Il primo ministro Shehbaz Sharif ha chiesto a tutti i paesi del mondo di aiutare quanto più possibile il Pakistan perché “ci sono discrepanze”, come ricordato dal Wall Street Journal, tra quanto è stato promesso e quanto è stato ricevuto. Le autorità hanno reso noto di aver bisogno di un miliardo di dollari solamente per erogare gli aiuti più urgenti. Il ministro delle Finanze Miftah Ismail ha ventilato l’ipotesi di autorizzare il commercio di vegetali con la rivale India mentre Sharif ha reso noto di avere aperto colloqui con la Russia per importare grano da Mosca evitando, però, di violare le sanzioni occidentali imposte in seguito all’invasione dell’Ucraina. “Abbiamo ricevuto un’offerta da parte loro e stiamo negoziando” ha dichiarato Sharif, per poi concludere affermando che “abbiamo bisogno di nutrire la nostra popolazione”. Dopo il ritiro degli Stati Uniti dall’Afghanistan Islamabad, secondo quanto riferito da un’analisi di The Diplomat, ha ritenuto che la Russia potesse fornire la migliore tutela ai suoi interessi in Asia Centrale e Meridionale. Il Pakistan ha apprezzato che la Russia abbia mediato nel Nagorno-Karabakh ed anche l’intervento delle forze guidate dal Cremlino in Kazakhstan per garantire la sopravvivenza del governo in carica. Questi due eventi hanno fornito forti evidenze sul fatto che la Russia sia il garante della sicurezza dell’Eurasia e che le prospettive geo-economiche del Pakistan ne possano trarre beneficio. Pakistan e Russia condividono, poi, lo stesso obiettivo in Afghanistan: la formazione di un governo inclusivo a Kabul.

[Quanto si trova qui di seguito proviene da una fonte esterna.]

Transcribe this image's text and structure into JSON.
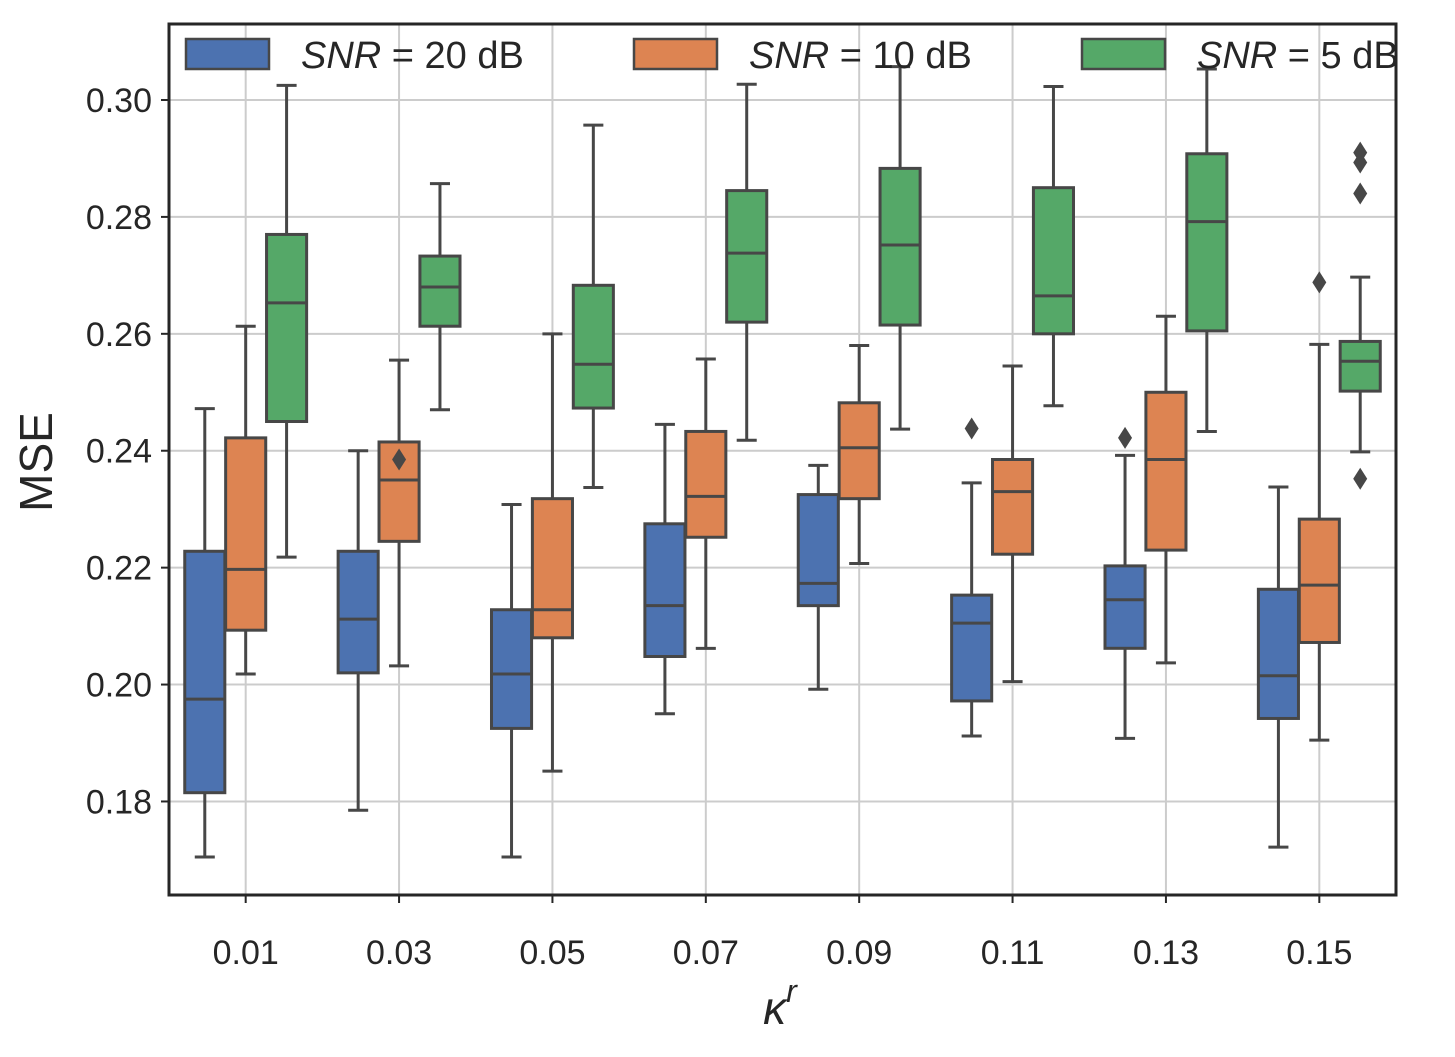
{
  "chart_data": {
    "type": "box",
    "title": "",
    "xlabel": "κ",
    "xlabel_superscript": "r",
    "ylabel": "MSE",
    "ylim": [
      0.164,
      0.313
    ],
    "yticks": [
      "0.18",
      "0.20",
      "0.22",
      "0.24",
      "0.26",
      "0.28",
      "0.30"
    ],
    "ytick_values": [
      0.18,
      0.2,
      0.22,
      0.24,
      0.26,
      0.28,
      0.3
    ],
    "categories": [
      "0.01",
      "0.03",
      "0.05",
      "0.07",
      "0.09",
      "0.11",
      "0.13",
      "0.15"
    ],
    "grid": true,
    "legend_position": "top",
    "series": [
      {
        "name": "SNR = 20 dB",
        "legend_italic": "SNR",
        "legend_rest": " = 20 dB",
        "color": "#4c72b0",
        "boxes": [
          {
            "whislo": 0.1705,
            "q1": 0.1815,
            "med": 0.1975,
            "q3": 0.2228,
            "whishi": 0.2472,
            "fliers": []
          },
          {
            "whislo": 0.1785,
            "q1": 0.202,
            "med": 0.2112,
            "q3": 0.2228,
            "whishi": 0.24,
            "fliers": []
          },
          {
            "whislo": 0.1705,
            "q1": 0.1925,
            "med": 0.2018,
            "q3": 0.2128,
            "whishi": 0.2308,
            "fliers": []
          },
          {
            "whislo": 0.195,
            "q1": 0.2048,
            "med": 0.2135,
            "q3": 0.2275,
            "whishi": 0.2445,
            "fliers": []
          },
          {
            "whislo": 0.1992,
            "q1": 0.2135,
            "med": 0.2173,
            "q3": 0.2325,
            "whishi": 0.2375,
            "fliers": []
          },
          {
            "whislo": 0.1912,
            "q1": 0.1972,
            "med": 0.2105,
            "q3": 0.2153,
            "whishi": 0.2345,
            "fliers": [
              0.2438
            ]
          },
          {
            "whislo": 0.1908,
            "q1": 0.2062,
            "med": 0.2145,
            "q3": 0.2203,
            "whishi": 0.2392,
            "fliers": [
              0.2422
            ]
          },
          {
            "whislo": 0.1722,
            "q1": 0.1942,
            "med": 0.2015,
            "q3": 0.2163,
            "whishi": 0.2338,
            "fliers": []
          }
        ]
      },
      {
        "name": "SNR = 10 dB",
        "legend_italic": "SNR",
        "legend_rest": " = 10 dB",
        "color": "#dd8452",
        "boxes": [
          {
            "whislo": 0.2018,
            "q1": 0.2093,
            "med": 0.2197,
            "q3": 0.2422,
            "whishi": 0.2613,
            "fliers": []
          },
          {
            "whislo": 0.2032,
            "q1": 0.2245,
            "med": 0.235,
            "q3": 0.2415,
            "whishi": 0.2555,
            "fliers": [
              0.2385
            ]
          },
          {
            "whislo": 0.1852,
            "q1": 0.208,
            "med": 0.2128,
            "q3": 0.2318,
            "whishi": 0.26,
            "fliers": []
          },
          {
            "whislo": 0.2062,
            "q1": 0.2252,
            "med": 0.2322,
            "q3": 0.2433,
            "whishi": 0.2557,
            "fliers": []
          },
          {
            "whislo": 0.2207,
            "q1": 0.2318,
            "med": 0.2405,
            "q3": 0.2482,
            "whishi": 0.258,
            "fliers": []
          },
          {
            "whislo": 0.2005,
            "q1": 0.2223,
            "med": 0.233,
            "q3": 0.2385,
            "whishi": 0.2545,
            "fliers": []
          },
          {
            "whislo": 0.2037,
            "q1": 0.223,
            "med": 0.2385,
            "q3": 0.25,
            "whishi": 0.263,
            "fliers": []
          },
          {
            "whislo": 0.1905,
            "q1": 0.2072,
            "med": 0.217,
            "q3": 0.2283,
            "whishi": 0.2582,
            "fliers": [
              0.2688
            ]
          }
        ]
      },
      {
        "name": "SNR = 5 dB",
        "legend_italic": "SNR",
        "legend_rest": " = 5 dB",
        "color": "#55a868",
        "boxes": [
          {
            "whislo": 0.2218,
            "q1": 0.245,
            "med": 0.2653,
            "q3": 0.277,
            "whishi": 0.3025,
            "fliers": []
          },
          {
            "whislo": 0.247,
            "q1": 0.2613,
            "med": 0.268,
            "q3": 0.2733,
            "whishi": 0.2857,
            "fliers": []
          },
          {
            "whislo": 0.2337,
            "q1": 0.2473,
            "med": 0.2548,
            "q3": 0.2683,
            "whishi": 0.2957,
            "fliers": []
          },
          {
            "whislo": 0.2418,
            "q1": 0.262,
            "med": 0.2738,
            "q3": 0.2845,
            "whishi": 0.3027,
            "fliers": []
          },
          {
            "whislo": 0.2437,
            "q1": 0.2615,
            "med": 0.2752,
            "q3": 0.2883,
            "whishi": 0.3057,
            "fliers": []
          },
          {
            "whislo": 0.2477,
            "q1": 0.26,
            "med": 0.2665,
            "q3": 0.285,
            "whishi": 0.3023,
            "fliers": []
          },
          {
            "whislo": 0.2433,
            "q1": 0.2605,
            "med": 0.2792,
            "q3": 0.2908,
            "whishi": 0.3053,
            "fliers": []
          },
          {
            "whislo": 0.2398,
            "q1": 0.2502,
            "med": 0.2553,
            "q3": 0.2587,
            "whishi": 0.2697,
            "fliers": [
              0.291,
              0.2893,
              0.284,
              0.2352
            ]
          }
        ]
      }
    ]
  }
}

La crisi può diventare, per Islamabad, un test per verificare il successo della sua più ardita scommessa di politica estera degli ultimi anni: rimpiazzare gli Stati Uniti con la Cina come principale partner internazionale. I primi dati sembrano evidenziare che questo azzardo non abbia pagato. La Cina possiede un terzo del debito estero del Pakistan, ma non ha accennato alla possibilità di cancellazioni dopo aver erogato, negli ultimi anni, una serie di prestiti. Pechino ha promesso un pacchetto di assistenza pari a 57 milioni di dollari ma questi sforzi impallidiscono di fronte a quanto fatto dagli Stati Uniti in occasione delle inondazioni del 2010, quando l’aiuto americano raggiunse gli 1.3 miliardi di dollari e rimase significativo anche nei due anni successivi. Le organizzazioni non governative cinesi non si sono dimostrate rapide e pronte ad intervenire. Cina e Pakistan hanno stretto i rapporti diplomatici nel 1951 e da allora hanno instaurato un rapporto stretto e reciprocamente vantaggioso. Il Pakistan è stato una delle prime nazioni a riconoscere la Repubblica Popolare Cinese nel 1950 ed è rimasto un alleato durante il periodo di isolamento internazionale di Pechino negli anni Sessanta e Settanta. La Cina ha fornito al Pakistan assistenza significativa in ambito militare e tecnico, incluso il trasferimento di tecnologia ed equipaggiamento nucleare. La fornitura di equipaggiamento militare avanzato al Pakistan da parte della Cina ha suscitato preoccupazioni a Washington e Nuova Delhi in merito alle implicazioni geostrategiche di questa partnership.